I know that the rank of the matrix must be $3$, since there is exactly one free variable (since exactly one vector spans the null space).
But I am not sure how to reconstruct the exact $RREF$ that would have this vector spanning its null space. All I know is that the last column would be a free variable, and that the other three columns would be linearly independent, since again there is only one variable in the basis of the null space.
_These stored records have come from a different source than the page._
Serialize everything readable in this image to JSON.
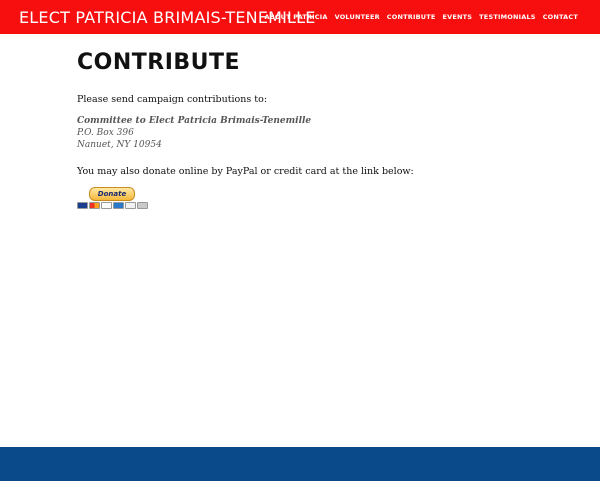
{
  "header": {
    "site_title": "ELECT PATRICIA BRIMAIS-TENEMILLE",
    "nav": [
      "ABOUT PATRICIA",
      "VOLUNTEER",
      "CONTRIBUTE",
      "EVENTS",
      "TESTIMONIALS",
      "CONTACT"
    ]
  },
  "main": {
    "title": "CONTRIBUTE",
    "intro": "Please send campaign contributions to:",
    "address": {
      "committee": "Committee to Elect Patricia Brimais-Tenemille",
      "line1": "P.O. Box 396",
      "line2": "Nanuet, NY 10954"
    },
    "online_text": "You may also donate online by PayPal or credit card at the link below:",
    "donate_label": "Donate",
    "payment_icons": [
      "visa-card-icon",
      "mastercard-icon",
      "visa-icon",
      "amex-icon",
      "discover-icon",
      "bank-icon"
    ]
  },
  "colors": {
    "header_bg": "#f70f0f",
    "footer_bg": "#0b4a8a",
    "text": "#111111"
  }
}
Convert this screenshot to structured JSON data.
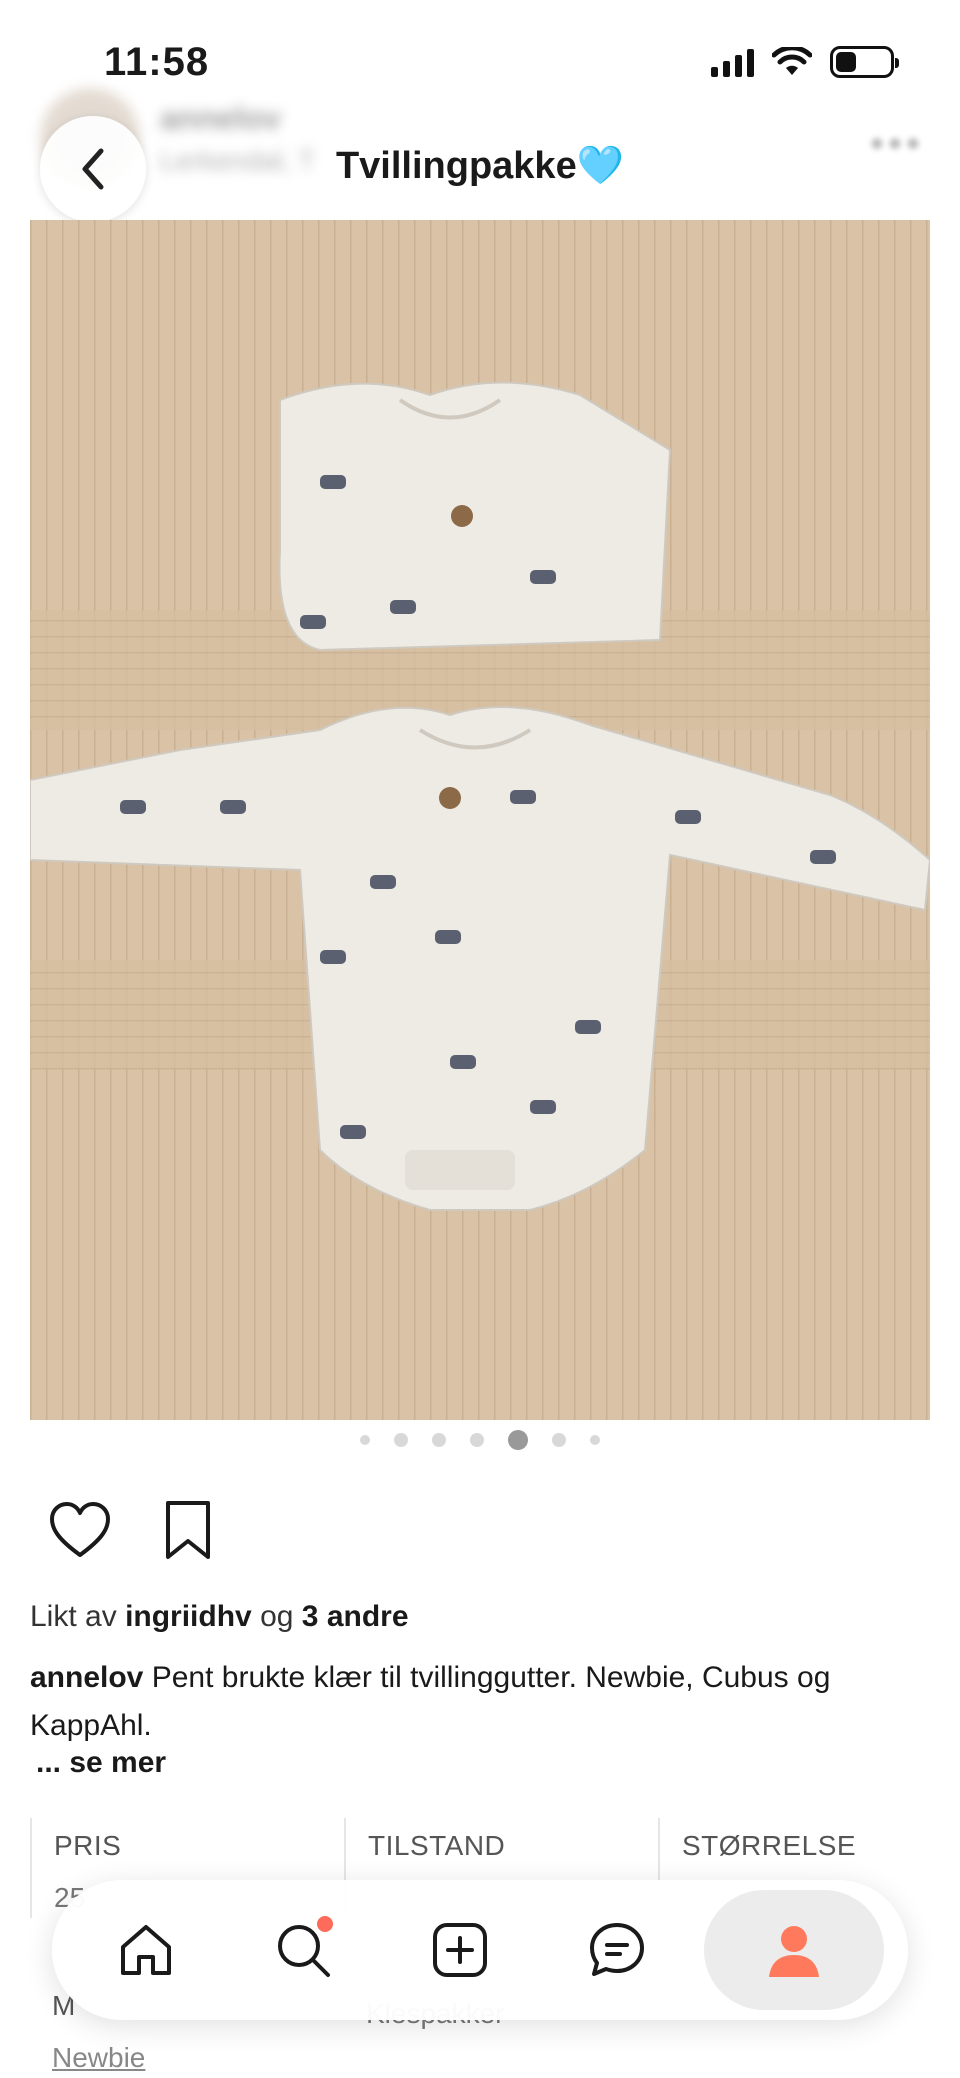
{
  "status_bar": {
    "time": "11:58",
    "icons": [
      "signal-icon",
      "wifi-icon",
      "battery-icon"
    ]
  },
  "seller": {
    "username": "annelov",
    "location": "Lerkendal, T"
  },
  "header": {
    "title": "Tvillingpakke",
    "title_emoji": "🩵",
    "back_icon": "chevron-left-icon",
    "more_icon": "more-dots-icon"
  },
  "photo": {
    "description": "two baby onesies",
    "carousel_count": 7,
    "active_index": 4
  },
  "actions": {
    "like_icon": "heart-icon",
    "save_icon": "bookmark-icon"
  },
  "likes": {
    "prefix": "Likt av",
    "user": "ingriidhv",
    "middle": "og",
    "others": "3 andre"
  },
  "caption": {
    "user": "annelov",
    "text": "Pent brukte klær til tvillinggutter. Newbie, Cubus og KappAhl.",
    "see_more": "... se mer"
  },
  "details": {
    "price": {
      "label": "PRIS",
      "value": "25"
    },
    "condition": {
      "label": "TILSTAND",
      "value": ""
    },
    "size": {
      "label": "STØRRELSE",
      "value": ""
    },
    "brand": {
      "label": "M",
      "value": "Newbie"
    },
    "category": {
      "label": "",
      "value": "Klespakker"
    }
  },
  "nav": {
    "items": [
      "home-icon",
      "search-icon",
      "add-icon",
      "chat-icon",
      "profile-icon"
    ],
    "active": "profile-icon",
    "accent": "#ff7a5c"
  },
  "colors": {
    "accent": "#ff7a5c",
    "heart_emoji": "#6ec4ef"
  }
}
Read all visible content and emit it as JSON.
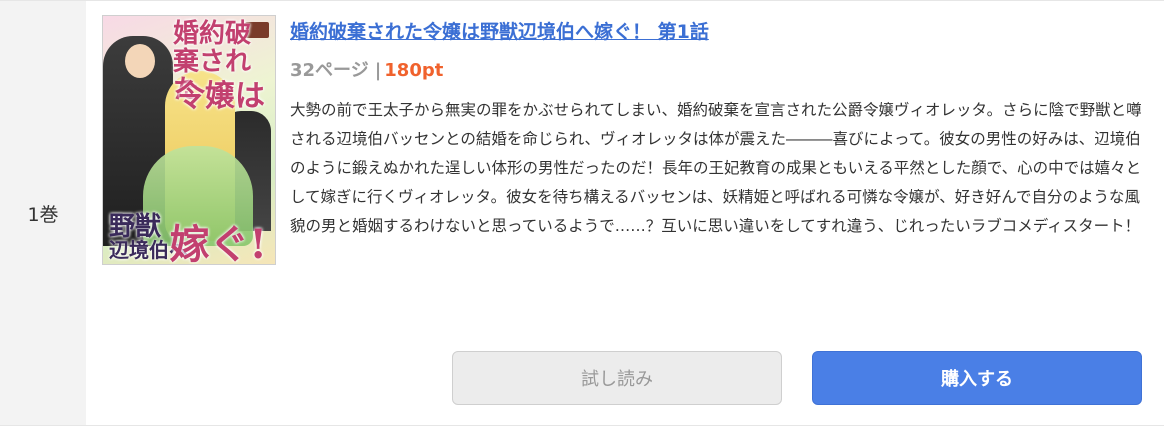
{
  "volume_label": "1巻",
  "cover": {
    "title_top": "婚約破棄された",
    "title_mid": "令嬢は",
    "title_bottom_1": "野獣",
    "title_bottom_2": "辺境伯へ",
    "title_bottom_3": "嫁ぐ!"
  },
  "item": {
    "title": "婚約破棄された令嬢は野獣辺境伯へ嫁ぐ！ 第1話",
    "pages": "32ページ",
    "separator": "|",
    "price": "180pt",
    "description": "大勢の前で王太子から無実の罪をかぶせられてしまい、婚約破棄を宣言された公爵令嬢ヴィオレッタ。さらに陰で野獣と噂される辺境伯バッセンとの結婚を命じられ、ヴィオレッタは体が震えた―――喜びによって。彼女の男性の好みは、辺境伯のように鍛えぬかれた逞しい体形の男性だったのだ！長年の王妃教育の成果ともいえる平然とした顔で、心の中では嬉々として嫁ぎに行くヴィオレッタ。彼女を待ち構えるバッセンは、妖精姫と呼ばれる可憐な令嬢が、好き好んで自分のような風貌の男と婚姻するわけないと思っているようで……？互いに思い違いをしてすれ違う、じれったいラブコメディスタート！"
  },
  "buttons": {
    "trial": "試し読み",
    "buy": "購入する"
  },
  "colors": {
    "link": "#3b6fd4",
    "price": "#f0622d",
    "buy_button": "#4a7fe6",
    "trial_button": "#ececec"
  }
}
I actually would not even think that it is possible to get the $RREF$ with just this information. We can know that $2\times$column$1$ $+ 3 \times $column$2$ $+$column$3$ equals $0$ for all three rows, but how does that uniquely determine a matrix?
Best Answer
Observe that the null space and row space of the matrix are orthogonal complements. So $v=[x,y,z,w]^T$ is a vector in the row-space of the matrix iff$$\langle[2,3,1,0]^T,v\rangle=0\iff 2x+3y+z=0\\v=[x,y,z,w]^T=x[1,0,-2,0]^T+y[0,1,-3,0]^T+w[0,0,0,1]^T$$We want to select three linearly independent row vectors so one possible option is$$\begin{bmatrix}1&0&-2&0\\0&1&-3&0\\0&0&0&1\end{bmatrix}$$Note that we cannot determine the matrix uniquely. We may change the order of the row vectors or take some other linearly independent vectors in the row-space and row-reduce the matrix to obtain another valid choice.